Malware Targeting Salesforce Users'Dyre' Trojan Outlined in Alert to Customers
Salesforce.com, a cloud-based customer relationship management provider, warns that malware known as Dyre is targeting certain customers. The company sees no evidence that any users have been impacted.
See Also: Autonomous Response: Threat Report
In an e-mail sent to Salesforce.com users Sept. 6, the company explains it was notified on Sept. 3 by its security partners that Dyre was targeting some Salesforce.com users. The e-mail describes Dyre as a malware "which typically targets customers of large, well-known financial institutions."
The news follows an Aug. 21 blog by online security firm Proofpoint that detailed a large-scale credential phishing scheme aimed at JPMorgan Chase customers using the Dyre banking Trojan (see: Alleged Bank Hack Tied to Phishing?).
Salesforce.com says it is continuing its investigation.

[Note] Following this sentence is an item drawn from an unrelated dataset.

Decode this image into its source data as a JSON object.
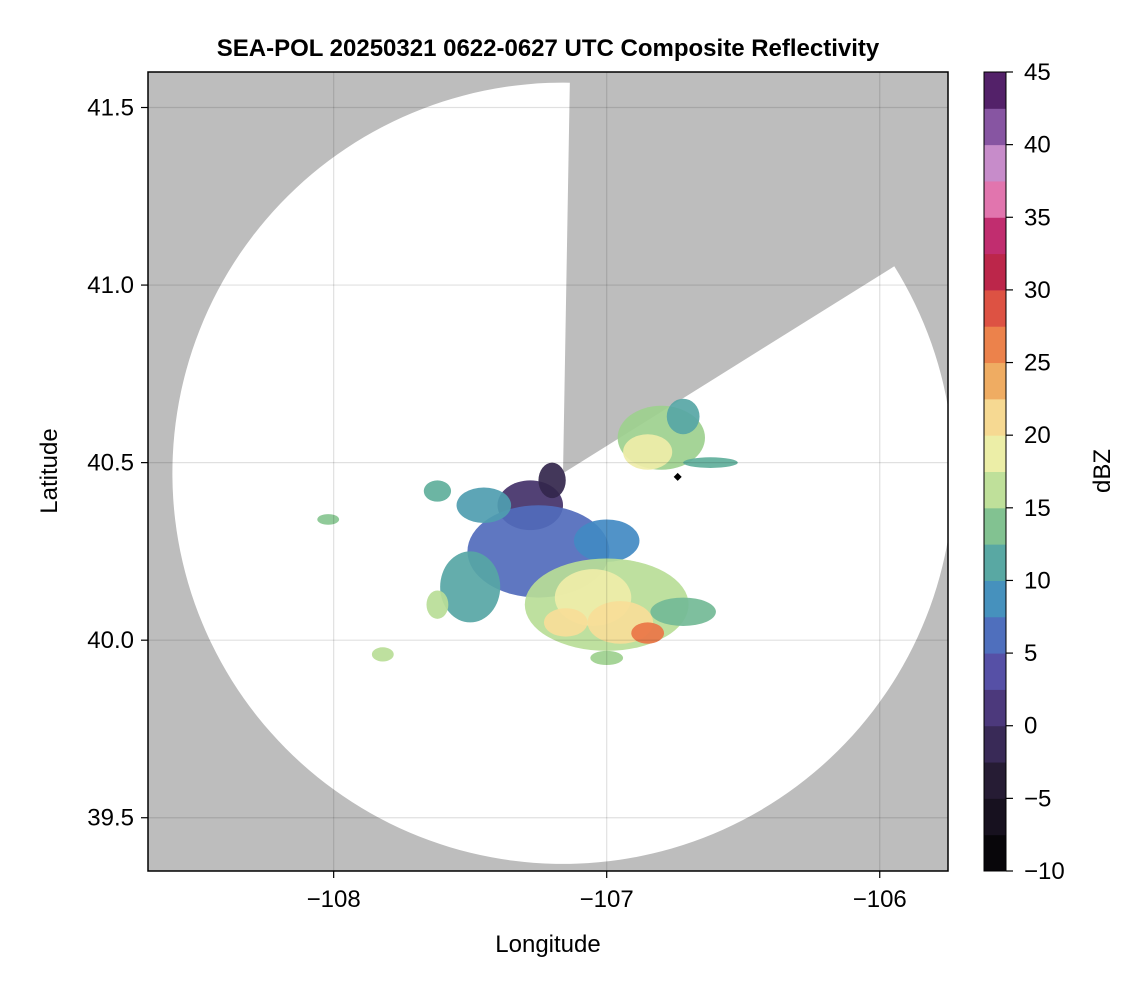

If it's determined customers are impacted by the malware, the company will reach out to them with next steps and further guidance, the e-mail says.

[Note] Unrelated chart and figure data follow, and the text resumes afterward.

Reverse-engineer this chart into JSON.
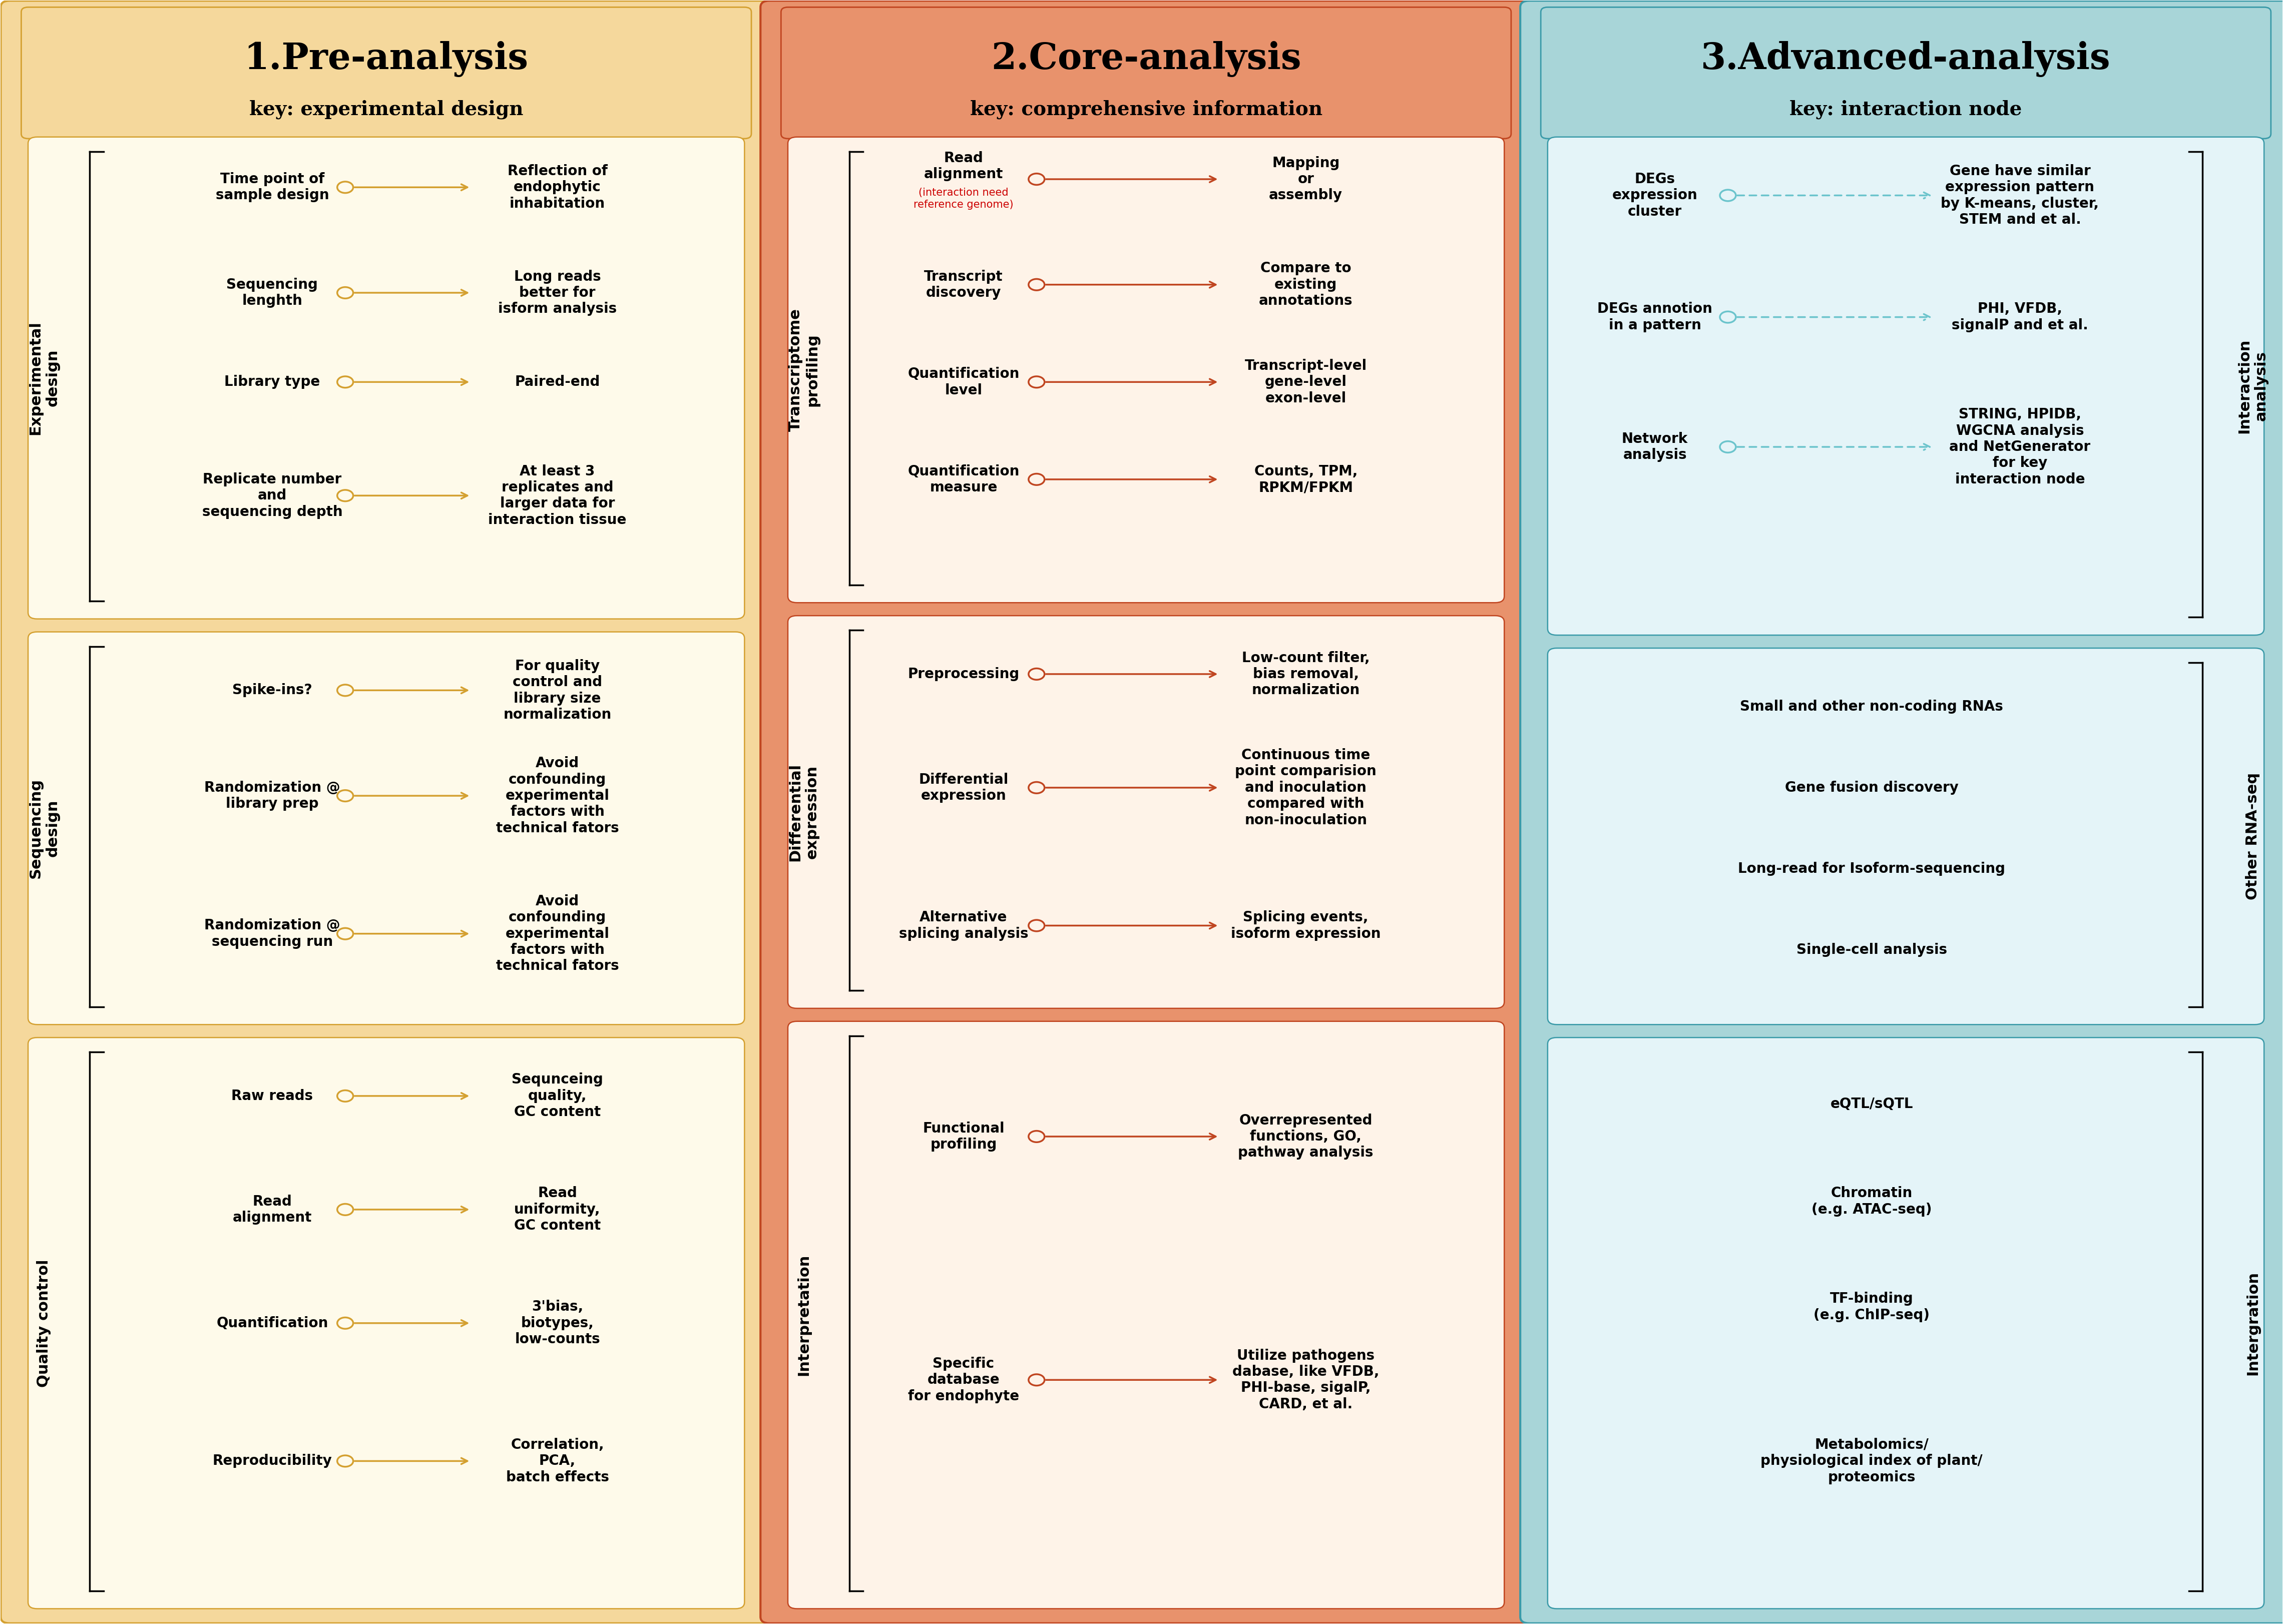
{
  "col1_bg": "#F5D89C",
  "col2_bg": "#E8926C",
  "col3_bg": "#A8D5D8",
  "col1_border": "#D4A030",
  "col2_border": "#C04520",
  "col3_border": "#3A9AA8",
  "sec1_bg": "#FEFAEA",
  "sec2_bg": "#FEF3E8",
  "sec3_bg": "#E4F4F8",
  "arrow1": "#D4A030",
  "arrow2": "#C04520",
  "arrow3": "#6BC4CC",
  "red": "#CC0000",
  "col1_title": "1.Pre-analysis",
  "col1_sub": "key: experimental design",
  "col2_title": "2.Core-analysis",
  "col2_sub": "key: comprehensive information",
  "col3_title": "3.Advanced-analysis",
  "col3_sub": "key: interaction node"
}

"This is not a vulnerability within Salesforce," the e-mail says. "It is malware that resides on infected computer systems and is designed to steal user log-in credentials," Salesforce says.
The company recommends that customers work with their IT security team to ensure their security controls are able to detect the Dyre malware. Those who believe they've been infected by the Dyre malware can open a security support case with Salesforce.